Tumor area of untreated, radiation-non-responsive, and radiation-responsive tumors as a function of days post-SCRT. Subplot (a) shows the average cross-sectional area computed for the untreated (pink), radiation-non-responsive (green), and radiation-responsive tumors (blue). The untreated and radiation-non-responsive tumors exhibit an increase in area over time. Subplot (b) shows the cross-sectional area of the radiation-non-responsive tumors as a function of days post-SCRT. The significance is computed using a Kruskal–Wallis test with multiple comparisons. Subplot (c) shows the cross-sectional area of radiation-responsive tumors. There is no significant change in the cross-sectional area for the radiation-responsive tumors. However, there is a significant change for radiation-non-responsive tumors starting day 7 post-SCRT. The significance of the difference is indicated by p-values, with **** indicating p < 0.0001, ** indicating p < 0.005 and ns indicating p > 0.05. Subplots (d) and (e) show the correlation between SWS and the cross-sectional area on day 11 post-SCRT for radiation-non-responsive and radiation-responsive, respectively. Subplots (f) and (g) show the correlation SWA and the cross-sectional area of radiation-non-responsive and radiation-responsive tumors, respectively. This figure highlights that the tumors cross-sectional area changes at an earlier time point than SWS and SWA. There is a weak correlation between size and SWS for both groups.

Figure 5

Histological assessment of untreated (solid pink circles), radiation-non-responsive (solid green circles), and radiation-responsive tumors (solid blue circles). (a) Collagen density of the three tumor groups. (b–d) Box plots of the parameters denoting collage orientation (normalized variance, φ, θ, respectively). (e–g) Digitized Masson’s Trichrome of untreated, radiation-non-responsive, and radiation-responsive tumors, respectively, with zoom regions of areas of high collagen density (collagen illustrated by blue staining). The results show no statistically significant difference in either collagen density or collagen orientation of radiation-non-responsive and radiation-responsive tumors.

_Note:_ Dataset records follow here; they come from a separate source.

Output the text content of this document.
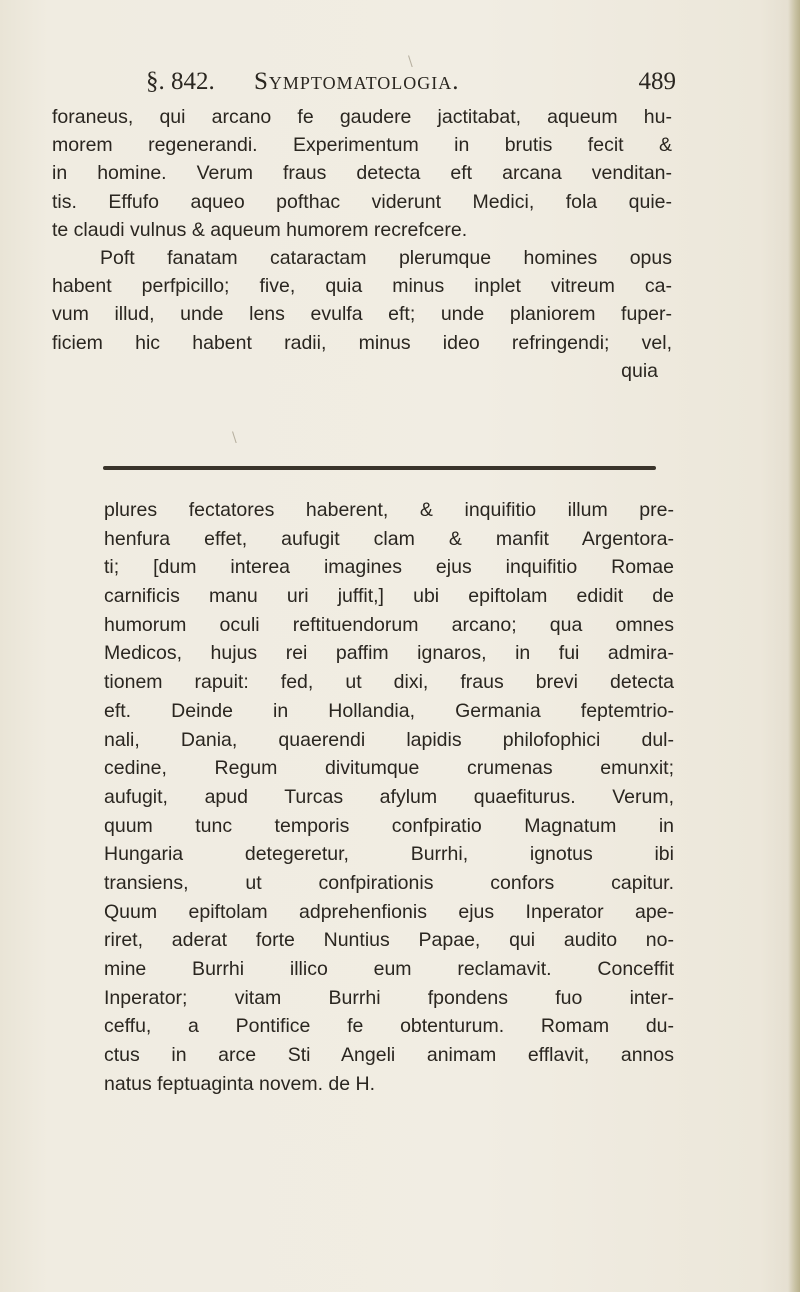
§. 842. Symptomatologia.	489
foraneus, qui arcano fe gaudere jactitabat, aqueum hu-
morem regenerandi. Experimentum in brutis fecit &
in homine. Verum fraus detecta eft arcana venditan-
tis. Effufo aqueo pofthac viderunt Medici, fola quie-
te claudi vulnus & aqueum humorem recrefcere.
Poft fanatam cataractam plerumque homines opus
habent perfpicillo; five, quia minus inplet vitreum ca-
vum illud, unde lens evulfa eft; unde planiorem fuper-
ficiem hic habent radii, minus ideo refringendi; vel,
quia
plures fectatores haberent, & inquifitio illum pre-
henfura effet, aufugit clam & manfit Argentora-
ti; [dum interea imagines ejus inquifitio Romae
carnificis manu uri juffit,] ubi epiftolam edidit de
humorum oculi reftituendorum arcano; qua omnes
Medicos, hujus rei paffim ignaros, in fui admira-
tionem rapuit: fed, ut dixi, fraus brevi detecta
eft. Deinde in Hollandia, Germania feptemtrio-
nali, Dania, quaerendi lapidis philofophici dul-
cedine, Regum divitumque crumenas emunxit;
aufugit, apud Turcas afylum quaefiturus. Verum,
quum tunc temporis confpiratio Magnatum in
Hungaria detegeretur, Burrhi, ignotus ibi
transiens, ut confpirationis confors capitur.
Quum epiftolam adprehenfionis ejus Inperator ape-
riret, aderat forte Nuntius Papae, qui audito no-
mine Burrhi illico eum reclamavit. Conceffit
Inperator; vitam Burrhi fpondens fuo inter-
ceffu, a Pontifice fe obtenturum. Romam du-
ctus in arce Sti Angeli animam efflavit, annos
natus feptuaginta novem. de H.
\
\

The significance of the differences is indicated by p-values, with ** indicating p < 0.01 and ns indicating p > 0.05. The collagen density of untreated tumors was too low to guarantee meaningful results with SHG, so Fig. 6b–g only reports the results of treated tumors.

Figure 6

Results of genetic analysis of tissue samples from radiation-non-responsive, and radiation-responsive tumors. The enrichment plots for gene ontology pathways related to the ECM in the radiation-non-responsive group are presented in subplots (a–d). The data suggest that radiation-responsive tumors do not show significant gene ontologies, while radiation-non-responsive tumors exhibit essential gene ontology items related to ECM. The ECM of the radiation-non-responsive tumors is more resistant to compressive force than those of radiation-responsive tumors.